Il premier Mario Draghi ha incontrato ieri i sindacati per comunicare le decisioni prese in merito all’introduzione dell’obbligo di Green Pass su tutti i luoghi di lavoro. L’incontro non ha rappresentato un confronto o una trattativa con le parti sociali, ma la mera comunicazione di ciò che l’esecutivo ha intenzione di fare approvando nelle prossime ore un nuovo decreto.
Nel vuoto, infatti, sono cadute le osservazioni e le richieste dei sindacati in merito all’introduzione dell’obbligo vaccinale, né quelle relative alla gratuità dei tamponi.

«Noi siamo impegnati in una campagna di sensibilizzazione sulla vaccinazione – ha sottolineato il segretario della Cgil Maurizio Landini dopo l’incontro – Ma non vogliamo che si dividano i lavoratori e avremmo preferito l’obbligo vaccinale». Landini ha ribadito la richiesta della gratuità dei tamponi per recarsi al lavoro: «Non stiamo parlando di andare al ristorante, al cinema, a teatro o allo stadio, la gente non può pagare per andare a lavorare».
La risposta del premier, però, è stata di rifiuto: rendere gratuiti i tamponi disincentiverebbe la vaccinazione.

Le questioni giuridiche aperte dall’obbligo di Green Pass sul lavoro

Stando ai resoconti pubblicati sulla stampa e in attesa dell’uscita del decreto, sarebbero previste multe per i lavoratori senza Green Pass che vanno da 400 a 1000 euro. Al momento dell’ingresso nel luogo di lavoro, però, chi non ha il green pass non potrà essere ammesso e verrebbe considerato assente ingiustificato.
Anche se Draghi ha tentato di rassicurare i sindacati, escludendo che l’obbligatorietà del Green Pass possa portare al licenziamento, le sanzioni disciplinari a cui vanno incontro lavoratrici e lavoratori non lo escludono affatto.

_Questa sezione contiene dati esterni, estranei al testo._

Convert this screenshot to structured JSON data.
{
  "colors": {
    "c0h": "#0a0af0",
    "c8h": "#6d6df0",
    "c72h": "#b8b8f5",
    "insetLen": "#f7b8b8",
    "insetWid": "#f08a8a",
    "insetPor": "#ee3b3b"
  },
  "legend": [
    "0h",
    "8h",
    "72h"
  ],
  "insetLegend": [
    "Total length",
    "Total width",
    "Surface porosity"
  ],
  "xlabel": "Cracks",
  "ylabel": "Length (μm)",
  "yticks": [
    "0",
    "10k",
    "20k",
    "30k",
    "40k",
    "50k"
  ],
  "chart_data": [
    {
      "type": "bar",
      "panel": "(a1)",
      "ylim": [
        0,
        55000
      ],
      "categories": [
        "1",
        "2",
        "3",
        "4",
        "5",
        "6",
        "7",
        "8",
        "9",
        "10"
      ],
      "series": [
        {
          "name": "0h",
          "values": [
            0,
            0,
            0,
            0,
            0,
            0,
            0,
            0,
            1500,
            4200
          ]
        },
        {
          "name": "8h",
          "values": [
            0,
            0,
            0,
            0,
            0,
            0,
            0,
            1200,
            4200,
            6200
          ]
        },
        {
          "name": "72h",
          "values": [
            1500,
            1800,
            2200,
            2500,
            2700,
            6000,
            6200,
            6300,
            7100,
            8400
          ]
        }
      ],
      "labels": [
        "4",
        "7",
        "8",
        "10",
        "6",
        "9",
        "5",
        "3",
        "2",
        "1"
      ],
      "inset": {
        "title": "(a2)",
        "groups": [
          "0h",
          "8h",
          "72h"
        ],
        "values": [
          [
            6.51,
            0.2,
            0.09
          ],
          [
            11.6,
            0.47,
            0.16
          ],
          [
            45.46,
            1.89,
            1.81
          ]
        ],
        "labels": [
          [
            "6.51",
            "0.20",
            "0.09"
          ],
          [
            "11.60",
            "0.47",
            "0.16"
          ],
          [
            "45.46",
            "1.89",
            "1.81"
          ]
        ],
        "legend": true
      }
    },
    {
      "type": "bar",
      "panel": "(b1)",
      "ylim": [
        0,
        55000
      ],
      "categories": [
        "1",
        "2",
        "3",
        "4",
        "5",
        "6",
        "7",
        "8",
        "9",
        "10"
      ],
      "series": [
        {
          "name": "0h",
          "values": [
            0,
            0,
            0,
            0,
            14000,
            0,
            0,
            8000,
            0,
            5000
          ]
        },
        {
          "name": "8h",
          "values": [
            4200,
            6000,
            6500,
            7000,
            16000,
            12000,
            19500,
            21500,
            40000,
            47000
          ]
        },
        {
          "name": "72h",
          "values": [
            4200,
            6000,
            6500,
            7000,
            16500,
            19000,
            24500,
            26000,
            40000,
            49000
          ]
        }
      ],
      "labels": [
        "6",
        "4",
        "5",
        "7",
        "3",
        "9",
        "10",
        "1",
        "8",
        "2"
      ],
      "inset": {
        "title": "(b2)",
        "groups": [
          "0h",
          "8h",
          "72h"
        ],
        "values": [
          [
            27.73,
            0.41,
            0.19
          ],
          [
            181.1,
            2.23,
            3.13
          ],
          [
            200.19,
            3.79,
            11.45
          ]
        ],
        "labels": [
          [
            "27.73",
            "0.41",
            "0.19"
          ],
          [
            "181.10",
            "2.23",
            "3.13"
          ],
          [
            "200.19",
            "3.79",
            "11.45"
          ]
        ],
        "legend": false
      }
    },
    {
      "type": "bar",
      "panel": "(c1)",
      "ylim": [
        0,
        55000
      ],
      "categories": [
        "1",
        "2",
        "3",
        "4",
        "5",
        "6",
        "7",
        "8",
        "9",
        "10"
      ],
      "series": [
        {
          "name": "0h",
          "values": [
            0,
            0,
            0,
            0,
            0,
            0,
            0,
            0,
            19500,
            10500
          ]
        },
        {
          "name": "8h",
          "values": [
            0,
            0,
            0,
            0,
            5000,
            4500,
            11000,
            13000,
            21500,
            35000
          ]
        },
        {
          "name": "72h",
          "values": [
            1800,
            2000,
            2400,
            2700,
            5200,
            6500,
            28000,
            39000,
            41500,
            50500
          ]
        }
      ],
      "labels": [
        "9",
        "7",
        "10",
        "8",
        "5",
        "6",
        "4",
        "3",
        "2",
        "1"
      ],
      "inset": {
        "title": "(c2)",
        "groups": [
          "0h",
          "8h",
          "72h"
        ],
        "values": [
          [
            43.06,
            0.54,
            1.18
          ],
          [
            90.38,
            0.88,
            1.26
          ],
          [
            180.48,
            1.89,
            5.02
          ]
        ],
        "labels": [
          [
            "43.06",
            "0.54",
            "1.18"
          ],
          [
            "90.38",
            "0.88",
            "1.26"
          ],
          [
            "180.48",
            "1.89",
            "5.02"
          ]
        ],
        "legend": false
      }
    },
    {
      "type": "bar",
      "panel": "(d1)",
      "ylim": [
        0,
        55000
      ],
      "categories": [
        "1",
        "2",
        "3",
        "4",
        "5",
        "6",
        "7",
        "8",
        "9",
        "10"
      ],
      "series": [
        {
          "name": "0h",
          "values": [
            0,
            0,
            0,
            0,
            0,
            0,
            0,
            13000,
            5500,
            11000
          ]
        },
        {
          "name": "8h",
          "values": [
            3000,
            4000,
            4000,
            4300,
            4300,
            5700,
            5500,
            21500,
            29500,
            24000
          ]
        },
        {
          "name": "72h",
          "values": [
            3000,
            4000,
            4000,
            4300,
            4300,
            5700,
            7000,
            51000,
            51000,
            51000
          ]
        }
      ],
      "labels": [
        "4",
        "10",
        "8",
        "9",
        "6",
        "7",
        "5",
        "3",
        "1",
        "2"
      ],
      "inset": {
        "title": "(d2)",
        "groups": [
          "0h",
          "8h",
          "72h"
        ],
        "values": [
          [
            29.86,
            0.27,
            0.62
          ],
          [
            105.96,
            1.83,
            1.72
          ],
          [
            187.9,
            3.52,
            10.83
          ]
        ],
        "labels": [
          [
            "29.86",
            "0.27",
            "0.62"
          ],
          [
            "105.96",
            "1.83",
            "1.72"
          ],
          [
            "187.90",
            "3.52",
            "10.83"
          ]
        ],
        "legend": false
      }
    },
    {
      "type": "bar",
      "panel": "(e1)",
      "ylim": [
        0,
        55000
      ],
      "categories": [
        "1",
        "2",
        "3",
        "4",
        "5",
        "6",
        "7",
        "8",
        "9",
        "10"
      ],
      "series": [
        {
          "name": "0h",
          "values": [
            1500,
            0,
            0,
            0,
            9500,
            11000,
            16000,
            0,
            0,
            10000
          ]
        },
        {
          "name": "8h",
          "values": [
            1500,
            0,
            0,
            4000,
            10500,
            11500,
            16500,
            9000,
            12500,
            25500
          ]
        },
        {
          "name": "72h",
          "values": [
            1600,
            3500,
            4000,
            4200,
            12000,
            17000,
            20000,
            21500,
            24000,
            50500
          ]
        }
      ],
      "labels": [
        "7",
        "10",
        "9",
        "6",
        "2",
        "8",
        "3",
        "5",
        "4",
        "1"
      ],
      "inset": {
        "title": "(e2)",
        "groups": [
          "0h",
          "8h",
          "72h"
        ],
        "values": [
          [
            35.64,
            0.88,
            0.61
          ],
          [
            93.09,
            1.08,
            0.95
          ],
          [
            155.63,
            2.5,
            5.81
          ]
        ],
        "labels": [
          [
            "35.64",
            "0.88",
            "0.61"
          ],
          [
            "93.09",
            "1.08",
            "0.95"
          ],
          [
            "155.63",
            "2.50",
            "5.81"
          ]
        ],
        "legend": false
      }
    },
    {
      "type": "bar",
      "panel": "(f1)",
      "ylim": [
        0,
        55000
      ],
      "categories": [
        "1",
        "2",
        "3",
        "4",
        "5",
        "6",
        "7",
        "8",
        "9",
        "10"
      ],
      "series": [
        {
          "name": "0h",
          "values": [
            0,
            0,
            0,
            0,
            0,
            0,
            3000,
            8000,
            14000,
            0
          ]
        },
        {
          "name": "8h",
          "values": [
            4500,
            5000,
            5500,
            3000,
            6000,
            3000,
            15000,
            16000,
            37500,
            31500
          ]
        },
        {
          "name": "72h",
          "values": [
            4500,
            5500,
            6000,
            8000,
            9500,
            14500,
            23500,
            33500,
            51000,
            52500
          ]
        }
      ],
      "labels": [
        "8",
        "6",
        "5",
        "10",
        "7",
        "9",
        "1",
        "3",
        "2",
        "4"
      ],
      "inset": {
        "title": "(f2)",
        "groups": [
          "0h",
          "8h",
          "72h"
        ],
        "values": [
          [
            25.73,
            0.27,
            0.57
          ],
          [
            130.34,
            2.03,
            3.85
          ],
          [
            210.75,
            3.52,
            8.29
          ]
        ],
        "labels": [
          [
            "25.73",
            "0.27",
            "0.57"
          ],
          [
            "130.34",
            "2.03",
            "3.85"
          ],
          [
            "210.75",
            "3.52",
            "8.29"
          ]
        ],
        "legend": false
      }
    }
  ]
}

A spiegare i rischi e le questioni giuridiche irrisolte, ai nostri microfoni, è l’avvocata del lavoro Claudia Candeloro. «Sicuramente l’obbligo di Green Pass sul lavoro può provocare delle conseguenze – osserva Candeloro – Bisogna capire se le conseguenze saranno legittime o meno».
La norma che sembra vada profilandosi, evidenzia la giurista, è quella che porterebbe ad una sospensione senza retribuzione per il lavoratore sprovvisto di Green Pass, esattamente come già avviene per il personale sanitario o della scuola.

«È una norma che si muove sul filo di lana di quello che dovrebbe essere un bilanciamento di diritti – sottolinea Candeloro – Finora l’obbligo era rivolto a lavoratori che erano esposti al pubblico o che operavano in condizioni di alto rischio. Condizioni tali per cui la limitazione della libertà personale, in assenza di una legge sull’obbligo vaccinale, poteva essere in qualche modo giustificata».
Ma una norma che estenda a tutte e tutti l’obbligo del Green Pass può creare paradossi, come nel caso di lavoratrici e lavoratori che potrebbero svolgere le proprie mansioni in smart working.

«Io credo che questa sarà una norma abbastanza ipocrita – afferma l’avvocata – perché in assenza di un obbligo basato su scelte politiche derivanti da dati scientifici, fa ricadere la responsabilità sulle singole persone a costo di una limitazione forte di un diritto come quello al lavoro».
La previsione è che la norma creerà un forte contenzioso giuridico, in particolare perché la sospensione senza retribuzione impedirà l’accesso agli ammortizzatori sociali a coloro che per scelta non presenteranno il Green Pass.